Dagegen klagte die Cramer-Mühle KG. Sie argumentierte, die Maininsel mit ihrer Betriebsstätte drauf (seit 200 Jahren) und die gegenüberliegende Mainseite mit der Mainlände bis zur Bahnlinie bildeten „einen im Zusammenhang bebauten Ortsteil“ mit den Merkmalen eines Gewerbegebiets, in dem Wohnbebauung unzulässig sei. Das Verwaltungsgericht sah nach einem Augenscheintermin – anders als die Stadt Schweinfurt – als Plangebietsgrenze im Norden nicht die Bahnlinie an, sondern die Alte Bahnhofstraße, womit Autohaus und Tankstelle als prägende Betriebe mit hinein fielen und die vierte Kammer zu dem Schluss kam: Es ist eine Gewerbegebiet. Das heißt, die genehmigten Bauvorhaben der hjp-Architekten seien „eigentlich ihrer Art nach nicht zulässig“.
Doch das Gericht erklärte den Main zur südlichen Grenze des Plangebiets – und die Cramer-Mühle liegt jenseits auf der Insel. Folge: Einen „Gebietserhaltungsanspruch“, auf dem sie die Klage wesentlich aufgebaut hat, könne sie gar nicht geltend machen, weil sie außerhalb des Plangebiets Mainlände liegt. Schließlich sei auch das Gebot der Rücksichtnahme nicht verletzt, weil einem Gutachten zufolge die Immissionswerte der Mühle zu den Wohneinheiten der Umgebung die Werte für Mischgebiete einhielten. Damit hätte „die heranwachsende Wohnbebauung keine Ansprüche gegen die Cramer-Mühle“, so das Gericht.
Summa summarum: Die Stadt hat nach dieser für Baujurist Jürgen Mainka schwer nachvollziehbaren Gebietsgrenzziehung der Vierten Kammer statt einer „Gemengelage“ nun ein Gewerbegebiet an der Mainlände am Hals. Ihre „Baugenehmigungen sind deshalb rechtswidrig, aber die Cramer-Mühle wird trotzdem nicht in ihren Rechten verletzt“, wie der Vorsitzende eingangs die „vorläufige Rechtsmeinung“ der Kammer auf den Punkt brachte.

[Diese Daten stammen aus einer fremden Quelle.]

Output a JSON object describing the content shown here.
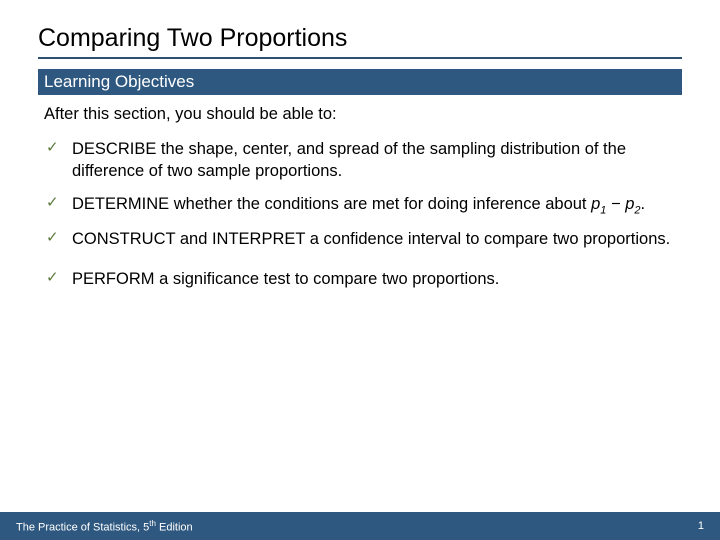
{
  "title": "Comparing Two Proportions",
  "subtitle": "Learning Objectives",
  "intro": "After this section, you should be able to:",
  "objectives": [
    {
      "text": "DESCRIBE the shape, center, and spread of the sampling distribution of the difference of two sample proportions."
    },
    {
      "text": "DETERMINE whether the conditions are met for doing inference about ",
      "expr": "p₁ − p₂."
    },
    {
      "text": "CONSTRUCT and INTERPRET a confidence interval to compare two proportions."
    },
    {
      "text": "PERFORM a significance test to compare two proportions."
    }
  ],
  "footer": {
    "book": "The Practice of Statistics, 5",
    "edition_suffix": "th",
    "edition_tail": " Edition",
    "page": "1"
  },
  "colors": {
    "bar": "#2f5880",
    "rule": "#2f4f6f",
    "check": "#5a7a3a",
    "text": "#000000",
    "bg": "#ffffff"
  }
}
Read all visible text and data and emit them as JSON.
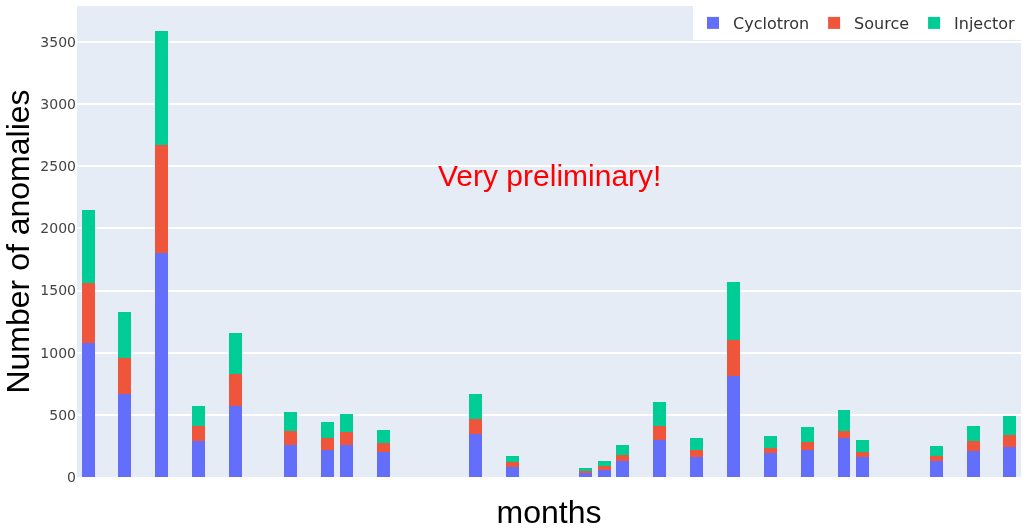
{
  "chart_data": {
    "type": "bar",
    "stacked": true,
    "xlabel": "months",
    "ylabel": "Number of anomalies",
    "categories": [
      null,
      null,
      null,
      null,
      null,
      null,
      null,
      null,
      null,
      null,
      null,
      null,
      null,
      null,
      null,
      null,
      null,
      null,
      null,
      null,
      null,
      null,
      null,
      null,
      null,
      null,
      null,
      null,
      null,
      null,
      null,
      null,
      null,
      null,
      null,
      null,
      null,
      null,
      null,
      null,
      null,
      null,
      null,
      null,
      null,
      null,
      null,
      null,
      null,
      null,
      null
    ],
    "series": [
      {
        "name": "Cyclotron",
        "color": "#636efa",
        "values": [
          1080,
          null,
          670,
          null,
          1800,
          null,
          290,
          null,
          570,
          null,
          null,
          260,
          null,
          220,
          260,
          null,
          200,
          null,
          null,
          null,
          null,
          350,
          null,
          80,
          null,
          null,
          null,
          30,
          60,
          130,
          null,
          300,
          null,
          160,
          null,
          810,
          null,
          190,
          null,
          220,
          null,
          310,
          160,
          null,
          null,
          null,
          130,
          null,
          210,
          null,
          240
        ]
      },
      {
        "name": "Source",
        "color": "#ef553b",
        "values": [
          480,
          null,
          290,
          null,
          870,
          null,
          120,
          null,
          260,
          null,
          null,
          110,
          null,
          90,
          100,
          null,
          70,
          null,
          null,
          null,
          null,
          120,
          null,
          40,
          null,
          null,
          null,
          20,
          30,
          50,
          null,
          110,
          null,
          60,
          null,
          290,
          null,
          40,
          null,
          60,
          null,
          60,
          40,
          null,
          null,
          null,
          40,
          null,
          80,
          null,
          100
        ]
      },
      {
        "name": "Injector",
        "color": "#00cc96",
        "values": [
          590,
          null,
          370,
          null,
          920,
          null,
          160,
          null,
          330,
          null,
          null,
          150,
          null,
          130,
          150,
          null,
          110,
          null,
          null,
          null,
          null,
          200,
          null,
          50,
          null,
          null,
          null,
          20,
          40,
          80,
          null,
          190,
          null,
          90,
          null,
          470,
          null,
          100,
          null,
          120,
          null,
          170,
          100,
          null,
          null,
          null,
          80,
          null,
          120,
          null,
          150
        ]
      }
    ],
    "ylim": [
      0,
      3790
    ],
    "yticks": [
      0,
      500,
      1000,
      1500,
      2000,
      2500,
      3000,
      3500
    ],
    "grid": "y",
    "legend": "top right",
    "annotations": [
      "Very preliminary!"
    ]
  }
}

In einem weiteren Verfahren ging es um einen Genehmigungsbescheid über die Immissionen, welche die Cramer-Mühle nach Einbau einer neuen Weizenmühle, sowie eines Wärmetauschers und einer Abluftreinigungsanlage maximal ausstrahlen darf. Statt der in der Auflage geforderten Maximalwerte für ein Mischgebiet (60 Dezibel tags und 45 nachts) urteilte die Kammer, dass die Werte eines Gewerbegebiets zugrunde zu legen sind: 65 Dezibel tags und 50 Dezibel nachts. Insoweit hat das Gericht die Stadt verpflichtet, die Genehmigung abzuändern.
Schweinfurts Baujurist Jürgen Mainka hat diese Urteile des Verwaltungsgerichts Würzburg am Dienstag vor dem Stadtrat bekannt gegeben und erläutert. „Trotz Rechtswidrigkeit der bescheide könnte gebaut werden.“ Die Stadt will die Begründungen abwarten und dann entscheiden. Mainka erwartet allerdings, dass die Cramer-Mühle KG in die nächste Instanz zieht. Seitens der Cramer-Mühle war dazu keine Stellungnahme zu bekommen.